I was doomed from the day I was born when my parents gave me a name that literally means “princess”.
My childhood was shaped by the beautifully animated Disney movies of the 90’s, or what they call the “Disney Renaissance”. Starting with the bubbly melodies of “The Little Mermaid” in 1989 (only two years before I was born, but I still own it as “my time”) and ending around the time of the mediocre success of Tarzan in 1999, which didn’t do so well in the box office but had a pretty great soundtrack (Phil Collins, anyone?). This era of movie magic was defined by the visual spectacle of traditional, hand-drawn animation, and barely anyone was doing CGI (we’re all trying to forget “Flubber”).
My squishy, pink, impressionable mind became filled with new ideas and expectations. I close my eyes and I can vaguely recall those afternoons in front of the television, rewinding the VCR to watch “Beauty And The Beast” again, and again, reenacting scenes from the movie with my Barbie dolls. Thankfully I found Belle to be my princess of choice, who was not only beautiful but also smart, caring, and well-read, a real “go-getter”. What a relief to my parents, who probably preferred her as my idol over the rebellious, defiant, self-centered Ariel. Belle was my princess, and I could see myself in her.

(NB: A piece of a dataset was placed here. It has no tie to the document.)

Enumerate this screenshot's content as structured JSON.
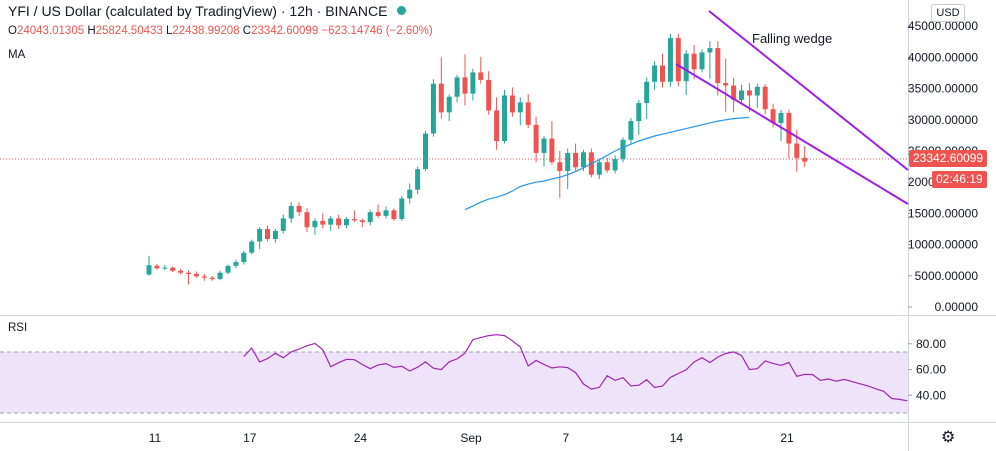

Like many little girls, I loved to play dress up. My parents took me to Disneyland when I was about three years old and out of all the flashy, sparkly princess costumes that were available I chose the demure “peasant” Belle dress, blue with a simple white apron. I’m not sure what was going through my toddler mind back then, because nowadays when I’m playing grown-up “dress up” I usually go for the tackiest, gaudiest, glittery-est thing imaginable. According to Daddy, I stepped out of the dressing room in this atypical Disney princess outfit, turned to look at myself in the mirror, and with eyes wide in surprise I looked up at Daddy and earnestly expressed my revelation…”Daddy, I’m Belle!” And I truly believed I was.
Even though my hair was cut in a boyish pixie (my mother found this the only remedy to fix my habit of twirling and pulling out my blonde baby hair), even though I had just gotten over chicken pox and little pink spots were still healing on my tiny body, I was still a princess.
As Sara Crewe said in the (non-Disney) film “The Little Princess” (another childhood favorite):
“I am a princess. All girls are. Even if they live in tiny old attics. Even if they dress in rags, even if they aren’t pretty, or smart, or young. They’re still princesses. All of us.”
I wish I could convince my female friends (and often times myself) that we’re all princesses; that we deserve the best, that we are beautiful whether or not we are “pretty”, that we can save ourselves without the aid of a prince on a white horse, that we are worthy of love and respect. But I guess sometimes it takes time to grown into your crown.